Lors de recherches sur les séquences génétiques de plantes, d’animaux et de microbes, des biologistes ont découvert un type inédit d’entité virale présent dans les bactéries de la bouche et de l’intestin humains. Ces « obélisques », comme les appelle l’équipe de l’Université de Stanford qui les a découverts, ont un génome apparemment composé de boucles d’ARN. Des séquences leur appartenant ont également été trouvées partout dans le monde. De quoi s’agit-il précisément ?
Des virus et viroïdes
Dans le cadre de récents travaux, une équipe de l’Université de Stanford a utilisé un logiciel sophistiqué pour analyser les gènes actifs des microbes humains. Les chercheurs ont spécifiquement recherché des séquences d’ARN susceptibles de former des cercles, une caractéristique commune aux virus et aux viroïdes.

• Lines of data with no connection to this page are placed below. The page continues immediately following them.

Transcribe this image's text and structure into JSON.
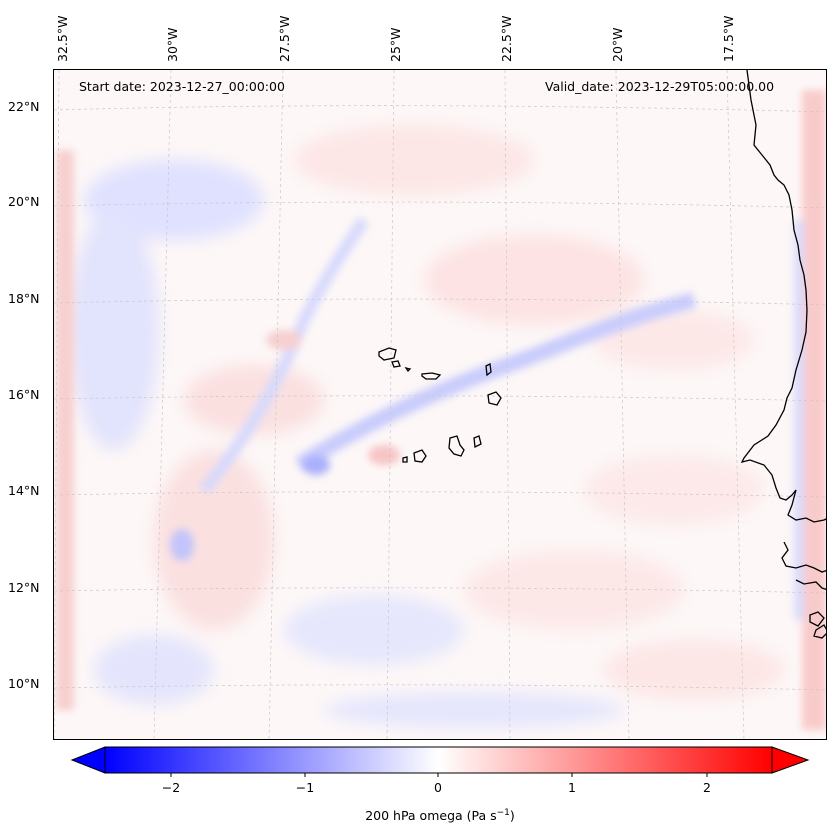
{
  "map": {
    "longitude_labels": [
      "32.5°W",
      "30°W",
      "27.5°W",
      "25°W",
      "22.5°W",
      "20°W",
      "17.5°W"
    ],
    "latitude_labels": [
      "22°N",
      "20°N",
      "18°N",
      "16°N",
      "14°N",
      "12°N",
      "10°N"
    ],
    "start_date": "Start date: 2023-12-27_00:00:00",
    "valid_date": "Valid_date: 2023-12-29T05:00:00.00",
    "field": "200 hPa omega"
  },
  "colorbar": {
    "ticks": [
      "−2",
      "−1",
      "0",
      "1",
      "2"
    ],
    "label_text": "200 hPa omega (Pa s",
    "label_exp": "−1",
    "label_close": ")",
    "range": [
      -2.6,
      2.6
    ],
    "colors": {
      "min": "#0000ff",
      "mid": "#ffffff",
      "max": "#ff0000"
    }
  }
}
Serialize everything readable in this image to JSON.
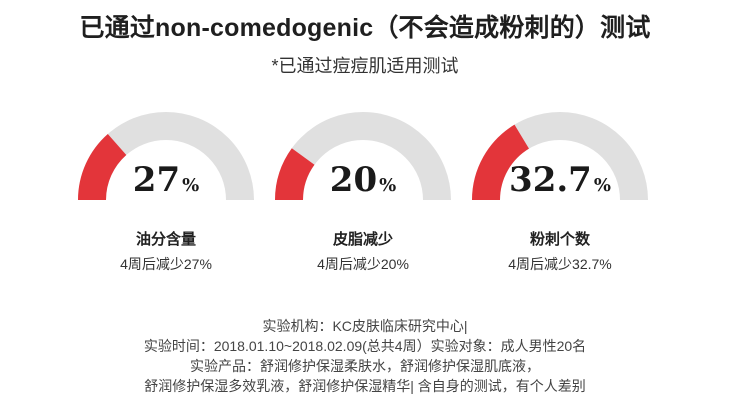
{
  "title": "已通过non-comedogenic（不会造成粉刺的）测试",
  "subtitle": "*已通过痘痘肌适用测试",
  "colors": {
    "accent": "#e3353a",
    "track": "#e0e0e0"
  },
  "chart_data": {
    "type": "gauge",
    "max": 100,
    "items": [
      {
        "value": 27,
        "value_text": "27",
        "unit": "%",
        "label": "油分含量",
        "desc": "4周后减少27%"
      },
      {
        "value": 20,
        "value_text": "20",
        "unit": "%",
        "label": "皮脂减少",
        "desc": "4周后减少20%"
      },
      {
        "value": 32.7,
        "value_text": "32.7",
        "unit": "%",
        "label": "粉刺个数",
        "desc": "4周后减少32.7%"
      }
    ]
  },
  "footer": {
    "lines": [
      "实验机构：KC皮肤临床研究中心|",
      "实验时间：2018.01.10~2018.02.09(总共4周）实验对象：成人男性20名",
      "实验产品：舒润修护保湿柔肤水，舒润修护保湿肌底液，",
      "舒润修护保湿多效乳液，舒润修护保湿精华| 含自身的测试，有个人差别"
    ]
  }
}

Pour rappel, les virus et les viroïdes sont des entités virales qui partagent la caractéristique d’avoir leur information génétique sous forme d’ARN, contrairement à la plupart des organismes qui utilisent l’ADN. Lees virus sont des entités biologiques qui nécessitent une cellule hôte pour se répliquer. Ils sont composés d’une petite quantité d’ADN ou d’ARN enveloppé dans une coque protéique. Les virus infectent les cellules hôtes en y injectant leur matériel génétique, ce qui force la cellule à produire de nouvelles particules virales. Les virus peuvent infecter divers organismes, y compris les bactéries, les plantes, les animaux et les humains.
Les viroïdes sont de leur côté plus simples que les virus. Ce sont de petites molécules circulaires d’ARN dépourvues de protéine protectrice. Contrairement aux virus, ils n’encodent généralement pas de protéines. Ils utilisent la machinerie cellulaire de l’hôte pour leur réplication. Les viroïdes sont surtout connus pour infecter les plantes, causant parfois des maladies.
Pour vous situer, les entités virales récemment découvertes, appelées obélisques, sont des génomes à ARN circulaire qui partagent des similitudes avec les viroïdes, mais qui semblent plus complexes en raison de la présence de certaines séquences qui codent pour des protéines impliquées dans la réplication de l’ARN. Cependant, comme les viroïdes, les obélisques ne semblent pas coder pour les protéines qui constituent une coquille protectrice, une caractéristique des virus classiques.

Une nouvelle classe d’ARN
L’équipe de recherche a identifié près de 30 000 cercles d’ARN, chaque obélisque étant constitué d’environ mille bases. Pour rappel, en biologie moléculaire, une « base » fait référence à l’une des quatre molécules constitutives de l’ARN (adénine, uracile, cytosine et guanine) et la longueur totale d’une molécule d’ARN est mesurée en termes de nombre de bases. Cela donne une idée de la taille et de la complexité de ces nouvelles entités virales découvertes.
Ces entités inhabituelles ont été détectées dans 7 % des bactéries intestinales humaines et dans la moitié des bactéries présentes dans la bouche humaine. Leur impact sur la santé n’est pas encore clair, mais il est possible qu’ils modifient l’activité génétique de leurs hôtes bactériens, ce qui pourrait à son tour influencer les gènes humains. Les chercheurs considèrent désormais ces obélisques comme une nouvelle classe d’ARN ayant colonisé les microbiomes humains. Elle était restée inaperçue jusqu’à présent.
Cette découverte suscite naturellement des questions fascinantes sur l’évolution des virus. On se demande si ces derniers ont évolué à partir de structures virales plus simples telles que les viroïdes et les obélisques ou s’ils ont émergé en premier pour ensuite se dégénérer en structures plus simples. Ce domaine de recherche offre ainsi une perspective intrigante sur l’évolution à long terme des virus terrestres.